EMPLOYERS do not want lawyers any more. The most wanted professional is the IT expert. This is the conclusion from the latest study by the Academic Rating and Ranking Agency and the internet job portal profesia.sk, wrote the Hospodárske Noviny (HN) financial daily in mid-April. The study evaluated the level of interest by companies in university graduates who had put their CVs on this job portal.
Schools producing programmers, IT analysts and developers took the first six places in the ranking of the most-wanted graduates.
“The profile of the Slovak economy is focused on manufacturing and logically the biggest demand is for graduates with technical education,” said Martin Hošták, the secretary of the Republic Union of Employers.
On the contrary, law, agricultural and pedagogical faculties ended at the opposite end of the ranking. According to Hošták, the labour market in Slovakia is saturated with lawyers and graduates of other studies in the humanities.

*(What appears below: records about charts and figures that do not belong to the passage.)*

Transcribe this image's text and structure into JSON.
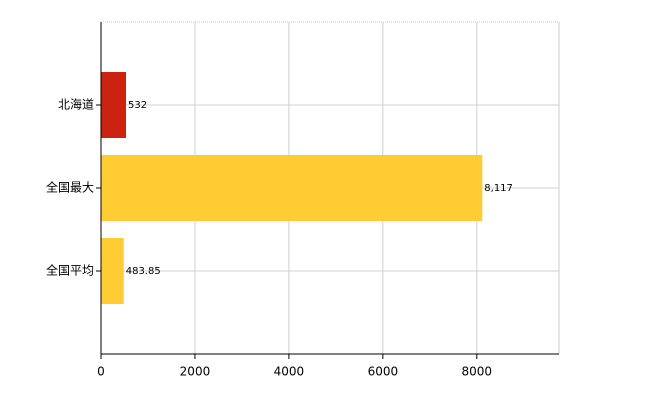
{
  "chart_data": {
    "type": "bar",
    "orientation": "horizontal",
    "categories": [
      "北海道",
      "全国最大",
      "全国平均"
    ],
    "values": [
      532,
      8117,
      483.85
    ],
    "value_labels": [
      "532",
      "8,117",
      "483.85"
    ],
    "colors": [
      "#cc2211",
      "#ffcc33",
      "#ffcc33"
    ],
    "xlim": [
      0,
      9750
    ],
    "xticks": [
      0,
      2000,
      4000,
      6000,
      8000
    ],
    "grid": true
  }
}
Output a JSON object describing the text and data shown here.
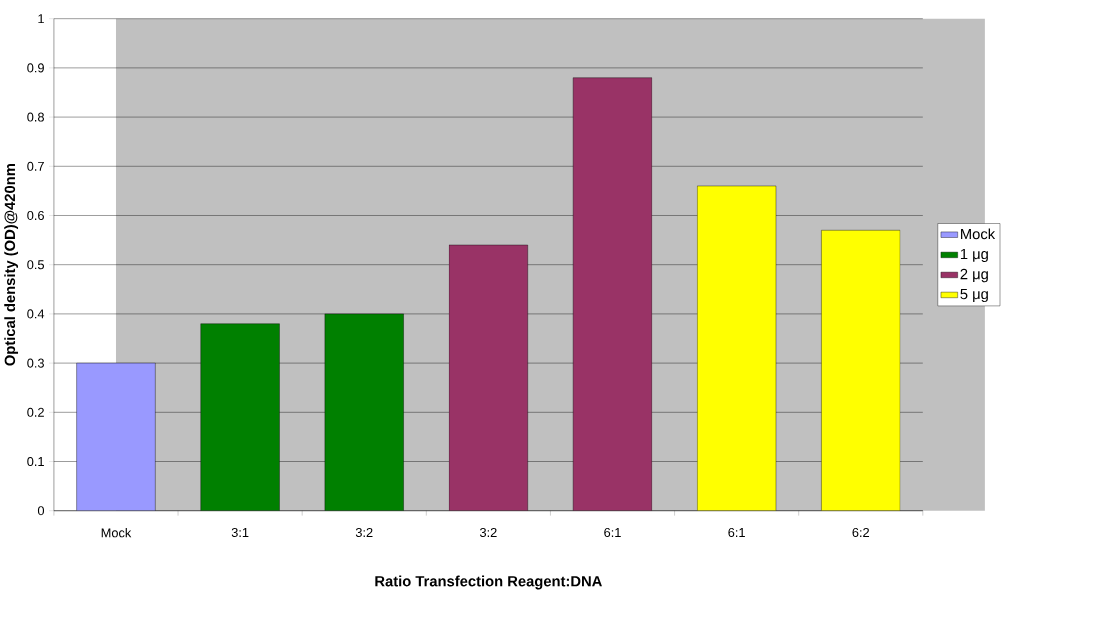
{
  "chart_data": {
    "type": "bar",
    "xlabel": "Ratio Transfection Reagent:DNA",
    "ylabel": "Optical density (OD)@420nm",
    "categories": [
      "Mock",
      "3:1",
      "3:2",
      "3:2",
      "6:1",
      "6:1",
      "6:2"
    ],
    "series": [
      {
        "name": "Mock",
        "color": "#9999ff",
        "values": [
          0.3,
          null,
          null,
          null,
          null,
          null,
          null
        ]
      },
      {
        "name": "1 μg",
        "color": "#008000",
        "values": [
          null,
          0.38,
          0.4,
          null,
          null,
          null,
          null
        ]
      },
      {
        "name": "2 μg",
        "color": "#993366",
        "values": [
          null,
          null,
          null,
          0.54,
          0.88,
          null,
          null
        ]
      },
      {
        "name": "5 μg",
        "color": "#ffff00",
        "values": [
          null,
          null,
          null,
          null,
          null,
          0.66,
          0.57
        ]
      }
    ],
    "ylim": [
      0,
      1
    ],
    "yticks": [
      0,
      0.1,
      0.2,
      0.3,
      0.4,
      0.5,
      0.6,
      0.7,
      0.8,
      0.9,
      1
    ],
    "grid": "y",
    "legend": "right"
  }
}
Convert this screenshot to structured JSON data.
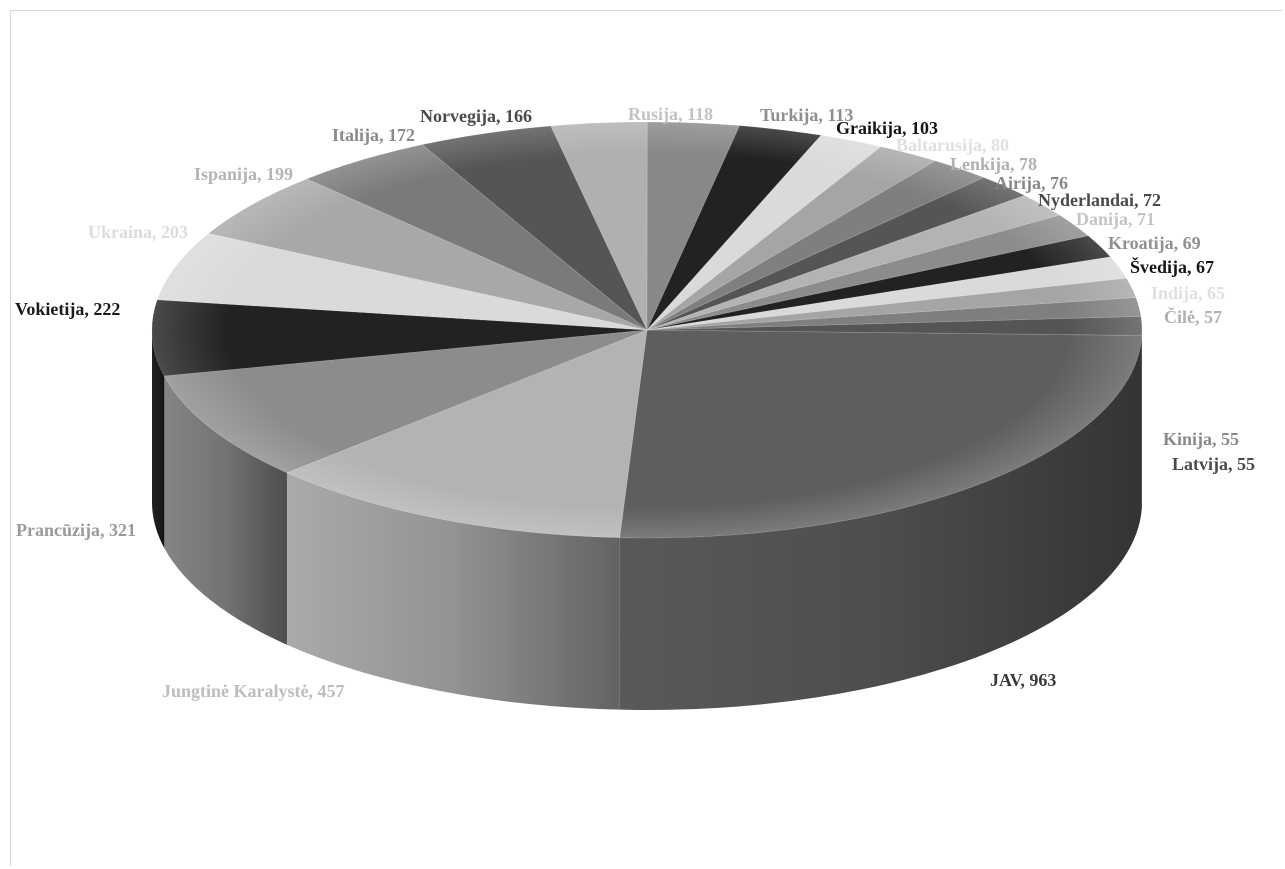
{
  "chart_data": {
    "type": "pie",
    "title": "",
    "slices": [
      {
        "label": "JAV",
        "value": 963,
        "color": "#5e5e5e",
        "label_color": "#3a3a3a"
      },
      {
        "label": "Jungtinė Karalystė",
        "value": 457,
        "color": "#b3b3b3",
        "label_color": "#bdbdbd"
      },
      {
        "label": "Prancūzija",
        "value": 321,
        "color": "#8c8c8c",
        "label_color": "#9a9a9a"
      },
      {
        "label": "Vokietija",
        "value": 222,
        "color": "#222222",
        "label_color": "#1a1a1a"
      },
      {
        "label": "Ukraina",
        "value": 203,
        "color": "#dadada",
        "label_color": "#dcdcdc"
      },
      {
        "label": "Ispanija",
        "value": 199,
        "color": "#a8a8a8",
        "label_color": "#b4b4b4"
      },
      {
        "label": "Italija",
        "value": 172,
        "color": "#7a7a7a",
        "label_color": "#8a8a8a"
      },
      {
        "label": "Norvegija",
        "value": 166,
        "color": "#555555",
        "label_color": "#4a4a4a"
      },
      {
        "label": "Rusija",
        "value": 118,
        "color": "#b0b0b0",
        "label_color": "#c2c2c2"
      },
      {
        "label": "Turkija",
        "value": 113,
        "color": "#888888",
        "label_color": "#8e8e8e"
      },
      {
        "label": "Graikija",
        "value": 103,
        "color": "#222222",
        "label_color": "#151515"
      },
      {
        "label": "Baltarusija",
        "value": 80,
        "color": "#dadada",
        "label_color": "#e0e0e0"
      },
      {
        "label": "Lenkija",
        "value": 78,
        "color": "#a5a5a5",
        "label_color": "#b0b0b0"
      },
      {
        "label": "Airija",
        "value": 76,
        "color": "#7f7f7f",
        "label_color": "#888888"
      },
      {
        "label": "Nyderlandai",
        "value": 72,
        "color": "#555555",
        "label_color": "#4a4a4a"
      },
      {
        "label": "Danija",
        "value": 71,
        "color": "#b3b3b3",
        "label_color": "#c4c4c4"
      },
      {
        "label": "Kroatija",
        "value": 69,
        "color": "#8c8c8c",
        "label_color": "#909090"
      },
      {
        "label": "Švedija",
        "value": 67,
        "color": "#222222",
        "label_color": "#151515"
      },
      {
        "label": "Indija",
        "value": 65,
        "color": "#dadada",
        "label_color": "#e0e0e0"
      },
      {
        "label": "Čilė",
        "value": 57,
        "color": "#a5a5a5",
        "label_color": "#b0b0b0"
      },
      {
        "label": "Kinija",
        "value": 55,
        "color": "#7f7f7f",
        "label_color": "#8a8a8a"
      },
      {
        "label": "Latvija",
        "value": 55,
        "color": "#555555",
        "label_color": "#4a4a4a"
      }
    ],
    "label_format": "{label}, {value}",
    "legend": "none",
    "style": "3d-exploded-disc"
  }
}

However, the choice of secondary-school graduates when deciding upon their next field of study seemingly runs counter to the needs of the labour market. Law, and in some cases also pedagogical studies, rank among the most sought after faculties while some technological studies lack new students.
“There is some interest in information technologies, but the situation with electronics and electrical engineering is worse,” Gabriel Juhás, assistant dean of the Faculty of Electrical Engineering and IT of the Slovak University of Technology told HN.
“The law programmes are already full, but there are only a few applicants for information technologies,” Štefan Nozdrovický, chancellor of the private Bratislava School of Law, was quoted in HN, confirming the paradoxical situation.